Read my Guide to Winning Clients and follow the link in the book to 15 online, companion resources.
What other templates would push your consulting firm into high gear? Please share your ideas below.
Text and images are © 2025 David A. Fields, all rights reserved.
David, this aligns with my goals for this year in building scalability and consistency among the subcontracting consultants who work with me. I’m using one of my new, highly motivated and knowledgeable consultants (who worked as an internal consultant for a national organization) to build many of those used frequently, but they’re on the client side to guide them in their work. I also developed a communication form for the consultants to consistently communicate with me, and then they place it in Dropbox under the client name so I can go in at any point and review their pace and identify any barriers to progress. I did start building the context form for potential clients also. Thanks for confirming that I’m on the right track. I appreciate your perspective (and stick figures).
Susan, you are 100% on the right track. For solo consultants, templates are a route to reducing labor intensity. For boutiques like you, who are trying to scale, they add the benefit of forcing you to make your processes cohesive, repeatable and transferable, which opens the door to others taking on the work.
Your communication form sounds like a terrific innovation, and one that any boutique that makes heavy use of subcontractors could utilize.
Very very true! I have a couple and need to work on more.
BTW, you have a typo in the graphic: “Stardization”. I think we’ve already “standardized” on that word 🙂
Terrific, Ian. What templates do you still need to put in place?
Thanks for noting the typo. A few readers contacted me and we’ve corrected it. A few missing letters here and there… you’d think no one woud notic.
David
This is fantastic. In my previous firm, we created meeting checklists and templates. for example we created a detailed project kick-off checklist that ensured a smoother start to projects. This also made us more competent in the eyes of our clients, when they saw how orderly and detailed our kick-offs were.
Note: on the graph above, why does ‘value to client’ appear to decrease with increase of standardization beyond a certain point?
Tom, it sounds like your previous firm set you up with good kickoff habits. Did they also have checklists for the end of projects? How you wrap up an engagement sets you up for future work.
Great question about standardization. Value tails off once our solutions start to wander into one-size-fits-all territory. Your kick-off checklist may provide a good illustration: A wholly new email at the beginning of an engagement may be rambling, not optimally structured and omit important details. A template/checklist allows you to send a well-structured, effective email with exactly the right information. A form letter sent to the client may be perceived as impersonal, may include irrelevant information not appropriate to this particular project while omitting other, critical pieces.
The most value for the client occurs when there’s enough standardization to capture best practices, but not so much as to ignore current circumstances. Maybe that’s a blog post in itself.

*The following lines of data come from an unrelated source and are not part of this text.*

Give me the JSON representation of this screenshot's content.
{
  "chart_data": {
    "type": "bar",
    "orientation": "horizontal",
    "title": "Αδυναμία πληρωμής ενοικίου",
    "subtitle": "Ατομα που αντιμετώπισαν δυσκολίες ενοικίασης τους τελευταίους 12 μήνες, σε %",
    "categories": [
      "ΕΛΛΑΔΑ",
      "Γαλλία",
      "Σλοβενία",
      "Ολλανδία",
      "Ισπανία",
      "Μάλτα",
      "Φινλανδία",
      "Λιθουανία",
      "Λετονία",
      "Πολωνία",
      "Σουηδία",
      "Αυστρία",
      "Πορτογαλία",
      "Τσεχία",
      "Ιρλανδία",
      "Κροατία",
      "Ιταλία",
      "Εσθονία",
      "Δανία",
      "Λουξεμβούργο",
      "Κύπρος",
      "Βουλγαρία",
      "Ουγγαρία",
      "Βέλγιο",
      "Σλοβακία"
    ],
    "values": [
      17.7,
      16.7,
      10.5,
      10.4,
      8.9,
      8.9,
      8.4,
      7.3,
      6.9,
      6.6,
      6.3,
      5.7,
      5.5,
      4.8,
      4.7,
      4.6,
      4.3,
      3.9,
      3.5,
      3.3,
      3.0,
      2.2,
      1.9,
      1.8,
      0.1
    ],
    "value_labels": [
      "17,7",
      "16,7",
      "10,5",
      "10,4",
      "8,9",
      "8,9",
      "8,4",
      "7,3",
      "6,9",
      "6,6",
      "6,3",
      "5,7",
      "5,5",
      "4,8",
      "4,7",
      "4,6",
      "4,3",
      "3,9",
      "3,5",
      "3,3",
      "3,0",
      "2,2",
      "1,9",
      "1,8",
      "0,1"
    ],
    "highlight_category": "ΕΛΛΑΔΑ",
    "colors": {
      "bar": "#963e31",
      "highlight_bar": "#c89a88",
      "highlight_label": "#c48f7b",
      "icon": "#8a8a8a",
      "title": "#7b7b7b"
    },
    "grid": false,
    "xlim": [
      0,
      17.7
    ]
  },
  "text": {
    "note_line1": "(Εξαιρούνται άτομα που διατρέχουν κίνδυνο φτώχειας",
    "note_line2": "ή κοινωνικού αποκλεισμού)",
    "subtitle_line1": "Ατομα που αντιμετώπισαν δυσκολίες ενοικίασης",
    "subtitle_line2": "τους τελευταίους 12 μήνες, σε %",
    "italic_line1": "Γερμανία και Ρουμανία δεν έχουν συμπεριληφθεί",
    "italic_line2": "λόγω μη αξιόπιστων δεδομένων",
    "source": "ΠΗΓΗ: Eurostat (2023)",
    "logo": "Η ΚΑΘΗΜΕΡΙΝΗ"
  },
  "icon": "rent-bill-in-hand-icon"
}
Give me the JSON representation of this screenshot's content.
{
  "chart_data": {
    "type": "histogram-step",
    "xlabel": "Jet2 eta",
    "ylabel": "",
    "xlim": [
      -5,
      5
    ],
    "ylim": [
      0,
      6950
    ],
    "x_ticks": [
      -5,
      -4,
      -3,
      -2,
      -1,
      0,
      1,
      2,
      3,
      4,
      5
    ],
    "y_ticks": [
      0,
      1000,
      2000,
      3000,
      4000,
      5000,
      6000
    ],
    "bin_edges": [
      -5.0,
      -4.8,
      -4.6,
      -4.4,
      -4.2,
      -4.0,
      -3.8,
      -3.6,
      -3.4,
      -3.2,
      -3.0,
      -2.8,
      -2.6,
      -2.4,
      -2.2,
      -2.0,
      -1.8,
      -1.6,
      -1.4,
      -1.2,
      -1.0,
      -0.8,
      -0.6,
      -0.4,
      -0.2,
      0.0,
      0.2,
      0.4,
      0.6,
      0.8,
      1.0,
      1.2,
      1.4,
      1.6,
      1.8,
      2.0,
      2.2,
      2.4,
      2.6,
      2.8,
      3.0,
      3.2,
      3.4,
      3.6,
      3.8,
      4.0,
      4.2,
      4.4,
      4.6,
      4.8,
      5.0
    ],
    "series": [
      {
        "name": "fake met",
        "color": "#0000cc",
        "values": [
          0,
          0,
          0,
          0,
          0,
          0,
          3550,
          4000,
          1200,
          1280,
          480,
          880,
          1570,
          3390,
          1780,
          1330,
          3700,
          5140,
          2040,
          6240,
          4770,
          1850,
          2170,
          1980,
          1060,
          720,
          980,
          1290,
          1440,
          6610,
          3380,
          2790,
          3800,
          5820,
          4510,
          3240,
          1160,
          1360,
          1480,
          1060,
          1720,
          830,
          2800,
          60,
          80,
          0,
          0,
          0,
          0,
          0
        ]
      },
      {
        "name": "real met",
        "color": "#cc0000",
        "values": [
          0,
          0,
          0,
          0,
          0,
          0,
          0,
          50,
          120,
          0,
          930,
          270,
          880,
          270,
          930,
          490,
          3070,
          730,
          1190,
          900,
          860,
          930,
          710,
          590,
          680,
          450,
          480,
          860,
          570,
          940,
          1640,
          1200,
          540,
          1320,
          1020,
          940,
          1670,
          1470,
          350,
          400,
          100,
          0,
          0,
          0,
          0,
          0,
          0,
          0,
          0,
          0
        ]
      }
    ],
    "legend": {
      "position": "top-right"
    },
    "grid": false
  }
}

The trick is to remember to use them! I have been doing this for the past couple of years and find that storing checklists, some templates, etc. in OneNote makes them more accessible and easier to edit on-the-fly as I improve my practices.
It does sort of defeat the purpose when you develop a template then forget to use it! OneNote is a very effective solution. (One of the firms I work with runs everything out of OneNote.) Google drive or some other cloud-based drive can also be good. We use a combination of Google drive and an in-house “cloud” system.